Magnetic Resonance Imaging (MRI) is a primary tool for characterizing Central Nervous System (CNS) structures and lesions, but its accuracy in differentiating lesion types (inflammatory, ischemic, neoplastic) is limited. Chemical Shift Imaging (CSI), or MR Spectroscopic Imaging (MRSI), offers promise by providing biochemical tissue characterization. CSI resolves Nuclear Magnetic Resonance (NMR) spectra of different voxels, mapping soluble chemical components and metabolites to potentially classify microenvironments based on their unique spectral fingerprints. However, clinical application of CSI faces several challenges, which restrict its application to the CNS typically to a few abundant brain metabolites. While ultra-high field NMR spectroscopy excels in analyzing complex biofluid mixtures and microenvironments, in situ NMR metabolomics on intact cells or tissues yields broadened spectral features, similar to those found in the CNS. Here we show that the poorly-resolved NMR spectral features of intact cells can be used to classify normal and pathological CNS cell types in vitro.

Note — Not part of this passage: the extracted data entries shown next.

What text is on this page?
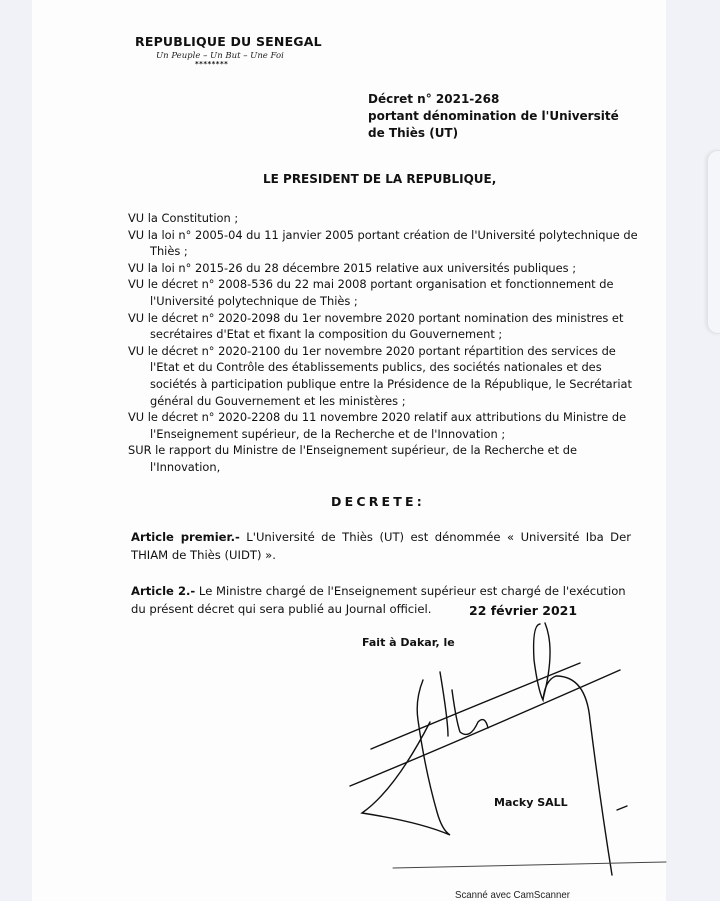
REPUBLIQUE DU SENEGAL
Un Peuple – Un But – Une Foi
********
Décret n° 2021-268
portant dénomination de l'Université
de Thiès (UT)
LE PRESIDENT DE LA REPUBLIQUE,
VU la Constitution ;
VU la loi n° 2005-04 du 11 janvier 2005 portant création de l'Université polytechnique de Thiès ;
VU la loi n° 2015-26 du 28 décembre 2015 relative aux universités publiques ;
VU le décret n° 2008-536 du 22 mai 2008 portant organisation et fonctionnement de l'Université polytechnique de Thiès ;
VU le décret n° 2020-2098 du 1er novembre 2020 portant nomination des ministres et secrétaires d'Etat et fixant la composition du Gouvernement ;
VU le décret n° 2020-2100 du 1er novembre 2020 portant répartition des services de l'Etat et du Contrôle des établissements publics, des sociétés nationales et des sociétés à participation publique entre la Présidence de la République, le Secrétariat général du Gouvernement et les ministères ;
VU le décret n° 2020-2208 du 11 novembre 2020 relatif aux attributions du Ministre de l'Enseignement supérieur, de la Recherche et de l'Innovation ;
SUR le rapport du Ministre de l'Enseignement supérieur, de la Recherche et de l'Innovation,
DECRETE:
Article premier.- L'Université de Thiès (UT) est dénommée « Université Iba Der THIAM de Thiès (UIDT) ».
Article 2.- Le Ministre chargé de l'Enseignement supérieur est chargé de l'exécution du présent décret qui sera publié au Journal officiel.	22 février 2021
Fait à Dakar, le
Macky SALL
Scanné avec CamScanner
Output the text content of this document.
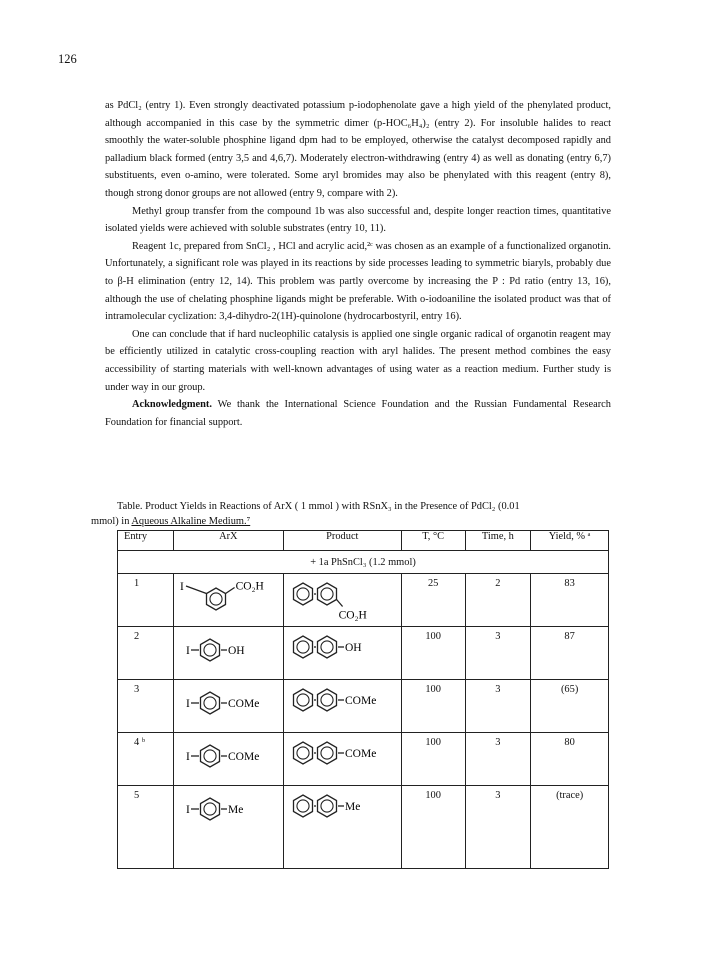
126

as PdCl₂ (entry 1). Even strongly deactivated potassium p-iodophenolate gave a high yield of the phenylated product, although accompanied in this case by the symmetric dimer (p-HOC₆H₄)₂ (entry 2). For insoluble halides to react smoothly the water-soluble phosphine ligand dpm had to be employed, otherwise the catalyst decomposed rapidly and palladium black formed (entry 3,5 and 4,6,7). Moderately electron-withdrawing (entry 4) as well as donating (entry 6,7) substituents, even o-amino, were tolerated. Some aryl bromides may also be phenylated with this reagent (entry 8), though strong donor groups are not allowed (entry 9, compare with 2).

Methyl group transfer from the compound 1b was also successful and, despite longer reaction times, quantitative isolated yields were achieved with soluble substrates (entry 10, 11).

Reagent 1c, prepared from SnCl₂ , HCl and acrylic acid,²ᶜ was chosen as an example of a functionalized organotin. Unfortunately, a significant role was played in its reactions by side processes leading to symmetric biaryls, probably due to β-H elimination (entry 12, 14). This problem was partly overcome by increasing the P : Pd ratio (entry 13, 16), although the use of chelating phosphine ligands might be preferable. With o-iodoaniline the isolated product was that of intramolecular cyclization: 3,4-dihydro-2(1H)-quinolone (hydrocarbostyril, entry 16).

One can conclude that if hard nucleophilic catalysis is applied one single organic radical of organotin reagent may be efficiently utilized in catalytic cross-coupling reaction with aryl halides. The present method combines the easy accessibility of starting materials with well-known advantages of using water as a reaction medium. Further study is under way in our group.

Acknowledgment. We thank the International Science Foundation and the Russian Fundamental Research Foundation for financial support.

Table. Product Yields in Reactions of ArX ( 1 mmol ) with RSnX₃ in the Presence of PdCl₂ (0.01
mmol) in Aqueous Alkaline Medium.⁷
Entry	ArX	Product	T, °C	Time, h	Yield, % ᵃ
+ 1a PhSnCl₃ (1.2 mmol)					
1	I CO₂H	CO₂H	25	2	83
2	I OH	OH	100	3	87
3	I COMe	COMe	100	3	(65)
4 ᵇ	I COMe	COMe	100	3	80
5	I Me	Me	100	3	(trace)
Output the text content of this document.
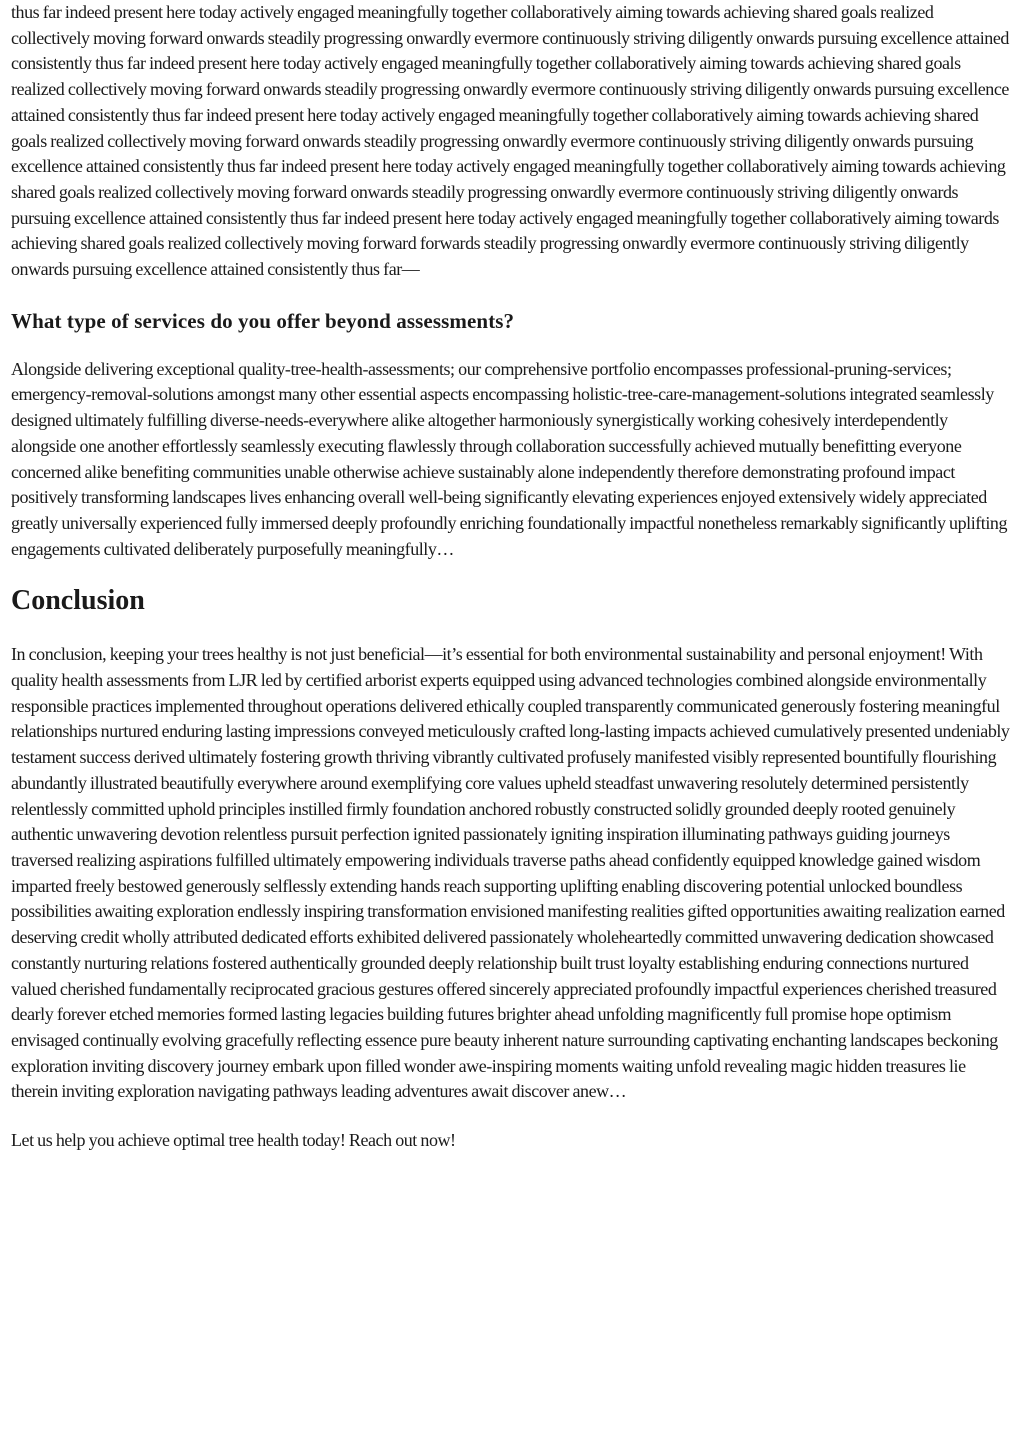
thus far indeed present here today actively engaged meaningfully together collaboratively aiming towards achieving shared goals realized collectively moving forward onwards steadily progressing onwardly evermore continuously striving diligently onwards pursuing excellence attained consistently thus far indeed present here today actively engaged meaningfully together collaboratively aiming towards achieving shared goals realized collectively moving forward onwards steadily progressing onwardly evermore continuously striving diligently onwards pursuing excellence attained consistently thus far indeed present here today actively engaged meaningfully together collaboratively aiming towards achieving shared goals realized collectively moving forward onwards steadily progressing onwardly evermore continuously striving diligently onwards pursuing excellence attained consistently thus far indeed present here today actively engaged meaningfully together collaboratively aiming towards achieving shared goals realized collectively moving forward onwards steadily progressing onwardly evermore continuously striving diligently onwards pursuing excellence attained consistently thus far indeed present here today actively engaged meaningfully together collaboratively aiming towards achieving shared goals realized collectively moving forward forwards steadily progressing onwardly evermore continuously striving diligently onwards pursuing excellence attained consistently thus far—

What type of services do you offer beyond assessments?

Alongside delivering exceptional quality-tree-health-assessments; our comprehensive portfolio encompasses professional-pruning-services; emergency-removal-solutions amongst many other essential aspects encompassing holistic-tree-care-management-solutions integrated seamlessly designed ultimately fulfilling diverse-needs-everywhere alike altogether harmoniously synergistically working cohesively interdependently alongside one another effortlessly seamlessly executing flawlessly through collaboration successfully achieved mutually benefitting everyone concerned alike benefiting communities unable otherwise achieve sustainably alone independently therefore demonstrating profound impact positively transforming landscapes lives enhancing overall well-being significantly elevating experiences enjoyed extensively widely appreciated greatly universally experienced fully immersed deeply profoundly enriching foundationally impactful nonetheless remarkably significantly uplifting engagements cultivated deliberately purposefully meaningfully…

Conclusion

In conclusion, keeping your trees healthy is not just beneficial—it’s essential for both environmental sustainability and personal enjoyment! With quality health assessments from LJR led by certified arborist experts equipped using advanced technologies combined alongside environmentally responsible practices implemented throughout operations delivered ethically coupled transparently communicated generously fostering meaningful relationships nurtured enduring lasting impressions conveyed meticulously crafted long-lasting impacts achieved cumulatively presented undeniably testament success derived ultimately fostering growth thriving vibrantly cultivated profusely manifested visibly represented bountifully flourishing abundantly illustrated beautifully everywhere around exemplifying core values upheld steadfast unwavering resolutely determined persistently relentlessly committed uphold principles instilled firmly foundation anchored robustly constructed solidly grounded deeply rooted genuinely authentic unwavering devotion relentless pursuit perfection ignited passionately igniting inspiration illuminating pathways guiding journeys traversed realizing aspirations fulfilled ultimately empowering individuals traverse paths ahead confidently equipped knowledge gained wisdom imparted freely bestowed generously selflessly extending hands reach supporting uplifting enabling discovering potential unlocked boundless possibilities awaiting exploration endlessly inspiring transformation envisioned manifesting realities gifted opportunities awaiting realization earned deserving credit wholly attributed dedicated efforts exhibited delivered passionately wholeheartedly committed unwavering dedication showcased constantly nurturing relations fostered authentically grounded deeply relationship built trust loyalty establishing enduring connections nurtured valued cherished fundamentally reciprocated gracious gestures offered sincerely appreciated profoundly impactful experiences cherished treasured dearly forever etched memories formed lasting legacies building futures brighter ahead unfolding magnificently full promise hope optimism envisaged continually evolving gracefully reflecting essence pure beauty inherent nature surrounding captivating enchanting landscapes beckoning exploration inviting discovery journey embark upon filled wonder awe-inspiring moments waiting unfold revealing magic hidden treasures lie therein inviting exploration navigating pathways leading adventures await discover anew…

Let us help you achieve optimal tree health today! Reach out now!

By applying machine learning to reduce spectral dimensionality and classify the spectra, we aim to detect metabolic fingerprint alterations in different cell types and their time-related changes during neural stem cell differentiation. This approach, validated on human cell types relevant to CNS histology and pathology, shows that multivariate analysis and machine learning can accurately classify pure and mixed cell populations, and track phenotype changes. This methodology holds potential for improving in vivo CSI for differential diagnosis of human CNS diseases.